AlmaLinx was announced by CloudLinux, with the hope AlmaLinux continue CentOS’s spiritual goal. On March 30, 2021, AlmaLinux OS Foundation took over the development and management from CloudLinux to become a fully community based distribution, with CloudLinux committing $1 million per year to fund the project.

Rocky on the other hand was created by Gregory Kurtzer, one of the original founders of CentOS, with the same goal of compatible with RHEL. The name was to pay homage to Rocky McGaugh, an early co-founder of CentOS.
Beside the 1:1 compatibility, Alma and Rocky also provide easy-to-use migration scripts. With this, the soul of CentOS stayed with us for another two years.

Red Hat’s Paywall and GPLv2

In June of last year, Red Hat stop making the RHEL source available to the public. The source code is still available to Red Hat’s paid consumer, but with the new condition that redistribution is prohibited.

Isn’t RHEL using GPLv2 license?

Yes, but Red Hat found some gray area in the license.
Let’s talk about GPLv2 license, it does mention you must make the source code available if you make executables available to your users. But it doesn’t mean you HAVE TO make the source code available to the world, in which case Red Hat has a reason to only make it available to paying customers.

At the same time, GPLv2 doesn’t say anything about additional agreement, so they grab the opportunity and add a EULA.
Excerpt from RHEL EULA:

(g) Unauthorized Use of Subscription Services. Any unauthorized use of the Subscription Services is a material breach of the Agreement. Unauthorized use of the Subscription Services includes:… (d) using Subscription Services in connection with any redistribution of software…

Such user agreement is paradoxical with GPLv2.
Excerpt from GPLv2:

Each time you redistribute the Program (or any work based on the Program), the recipient automatically receives a license from the original licensor to copy, distribute or modify the Program subject to these terms and conditions. You may not impose any further restrictions on the recipients exercise of the rights granted herein.

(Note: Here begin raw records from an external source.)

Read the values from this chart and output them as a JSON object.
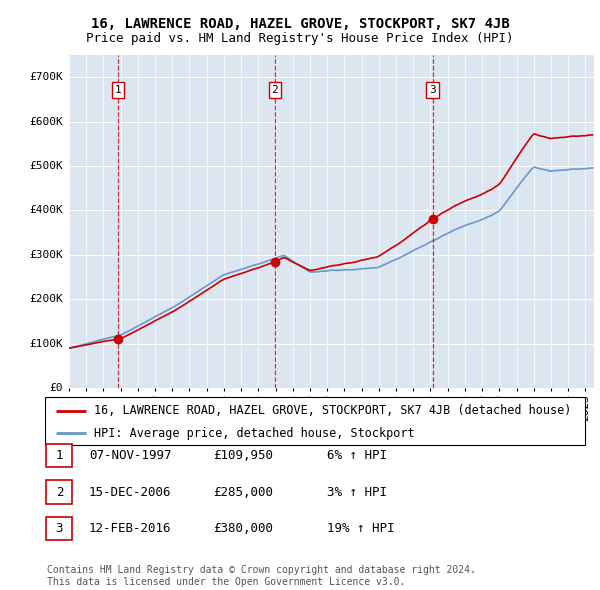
{
  "title": "16, LAWRENCE ROAD, HAZEL GROVE, STOCKPORT, SK7 4JB",
  "subtitle": "Price paid vs. HM Land Registry's House Price Index (HPI)",
  "xlim_start": 1995.0,
  "xlim_end": 2025.5,
  "ylim": [
    0,
    750000
  ],
  "yticks": [
    0,
    100000,
    200000,
    300000,
    400000,
    500000,
    600000,
    700000
  ],
  "ytick_labels": [
    "£0",
    "£100K",
    "£200K",
    "£300K",
    "£400K",
    "£500K",
    "£600K",
    "£700K"
  ],
  "background_color": "#dce6f1",
  "grid_color": "#ffffff",
  "sale_color": "#cc0000",
  "hpi_color": "#6699cc",
  "sale_dates": [
    1997.85,
    2006.96,
    2016.12
  ],
  "sale_prices": [
    109950,
    285000,
    380000
  ],
  "sale_labels": [
    "1",
    "2",
    "3"
  ],
  "legend_sale_label": "16, LAWRENCE ROAD, HAZEL GROVE, STOCKPORT, SK7 4JB (detached house)",
  "legend_hpi_label": "HPI: Average price, detached house, Stockport",
  "table_rows": [
    [
      "1",
      "07-NOV-1997",
      "£109,950",
      "6% ↑ HPI"
    ],
    [
      "2",
      "15-DEC-2006",
      "£285,000",
      "3% ↑ HPI"
    ],
    [
      "3",
      "12-FEB-2016",
      "£380,000",
      "19% ↑ HPI"
    ]
  ],
  "footnote": "Contains HM Land Registry data © Crown copyright and database right 2024.\nThis data is licensed under the Open Government Licence v3.0.",
  "title_fontsize": 10,
  "subtitle_fontsize": 9,
  "tick_fontsize": 8,
  "legend_fontsize": 8.5,
  "table_fontsize": 9,
  "footnote_fontsize": 7
}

Greedy Red Hat has even gone so far as to publicly state that if you need the source code, you should refer to the CentOS Stream.
Without upstream’s source code, downstream distro of course having a bad time updating. Not only Alma and Rocky, but also Oracle and SUSE, are effected.

Whether or not Red Hat is violating the license is still in debate, it’s quite unrealistic to get a response at this stage.

Where does Alma and Rocky go from here?


In August 2023, CIQ (the company behind Rocky), Oracle, and SUSE joined forces to create OpenELA, not only in protest, but also as a way to work together to ensure the 1:1 compatible with RHEL. The main task was to pick and fix software from the CentOS Stream to achieve the goal.

Alma, on the other hand, has chosen to become a fork of RHEL and is not aiming for a 1:1 compatible anymore. But supported on the OpenELA project.

For hobbyist

Jeff Geerling: A few years ago, I would’ve said CentOS or Debian. Now, the answer is much easier.